È ovvio che il passo varia con il variare dell'inclinazione delle pale.
Il diametro dell'elica corrisponde al diametro della circonferenza circoscritta alla stessa elica; cioè è il doppio della distanza compresa tra il centro del mozzo e la punta della pala.
Viene detto velocità dell'elica il prodotto del passo per il numero di giri compiuti nella unità di tempo; mentre viene definita regresso la differenza tra la velocità teorica dell'elica e la velocità dell'imbarcazione.
In realtà il discorso è leggermente più complesso e la sua conoscenza non è certamente necessaria per gli scopi che ci stiamo prefiggendo.
G = Angolo di attacco    A = Passo reale
B = Passo teorico    M = Avanzo reale
D = Avanzo teorico    R = Regresso
Vari tipi di elica
In commercio vi sono diversi tipi di elica, alcuni di questi si differenziano, semplicemente, per il particolare profilo e forma delle pale, altre perché provviste di particolari meccanismi che ne fanno variare la geometria; si hanno così, ad esempio:
  1. le eliche antialghe, aventi le pale con profilo particolare, molto taglienti ed adatte alla navigazione in acque basse e in cui vi è molta vegetazione, come ad esempio in taluni bacini di acque interne;
  2. le eliche supercavitanti, anch'esse con pale dal profilo particolare, adatte per imbarcazioni veloci;
  3. le eliche a pale abbattibili, generalmente a due pale, caratterizzate per avere le due pale che possono essere abbattute una sull'altra (somigliando da chiuse al becco di un papero), particolarmente utili a bordo delle imbarcazioni a vela, per ridurre l'attrito;
  4. le eliche a passo variabile, hanno le pale incernierate al mozzo e possono ruotare, modificando la loro incidenza sull'acqua, variando in tal modo il loro rendimento.

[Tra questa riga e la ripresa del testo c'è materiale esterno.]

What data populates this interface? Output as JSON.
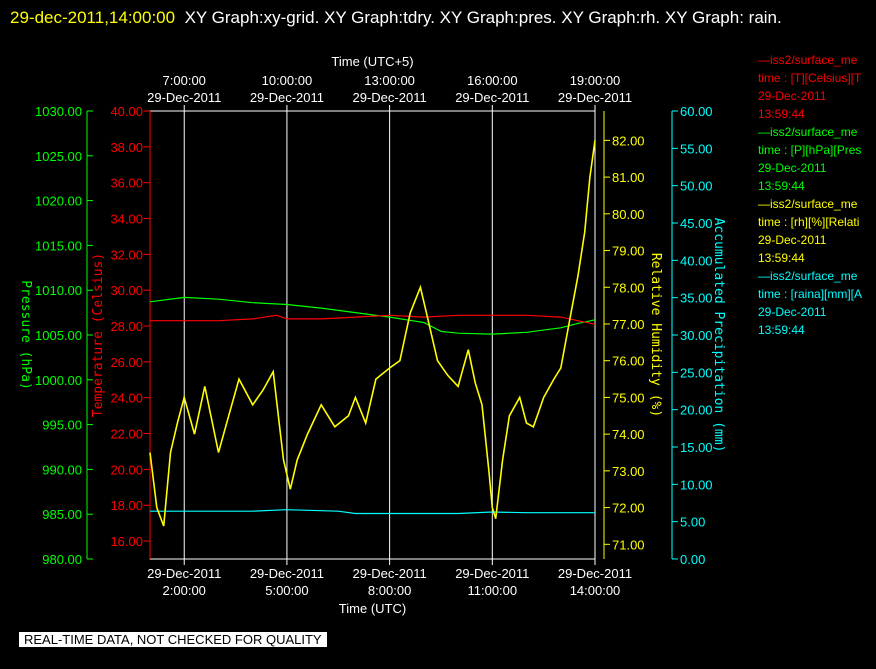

Queste possono disporre le pale a "bandiera" per diminuire al massimo la resistenza all'avanzamento quando si procede a vela. Consentono inoltre, con la rotazione delle pale di 180° di ottenere la massima efficacia nella retromarcia;
  5. le eliche controrotanti, nate per migliorare il rendimento spesso due eliche possono essere sistemate, una dietro l'altra su assi concentrici ed aventi senso di rotazione opposto.
Il problema della cavitazione dell'elica
Come sappiamo l'acqua bolle, alla normale pressione atmosferica, alla temperatura di 100°. Può però bollire anche a temperatura ambiente, se la pressione atmosferica si abbassa in maniera sensibile.
Il movimento delle pale dell'elica nell'acqua, crea, sulla suo dorso, una depressione. Quando questa depressione, raggiunge valori sufficientemente bassi e l'acqua ha una certa della temperatura, questa bolle.
Diminuendo la velocità di rotazione dell'elica, la pressione aumenta e la bollitura cessa.
Le bolle che si originano quando l'acqua bolle migrano in zone con pressione maggiore e si "disfano", ricondensandosi in licquido. Questo disfacimento libera energia che erode le pale generando quella che viene comunemente chiamata "bruciatura da cavitazione" e costituisce una vera e propria erosione del metallo. Questa erosione si presenta generalmente sul dorso delle pale, verso il bordo d'uscita.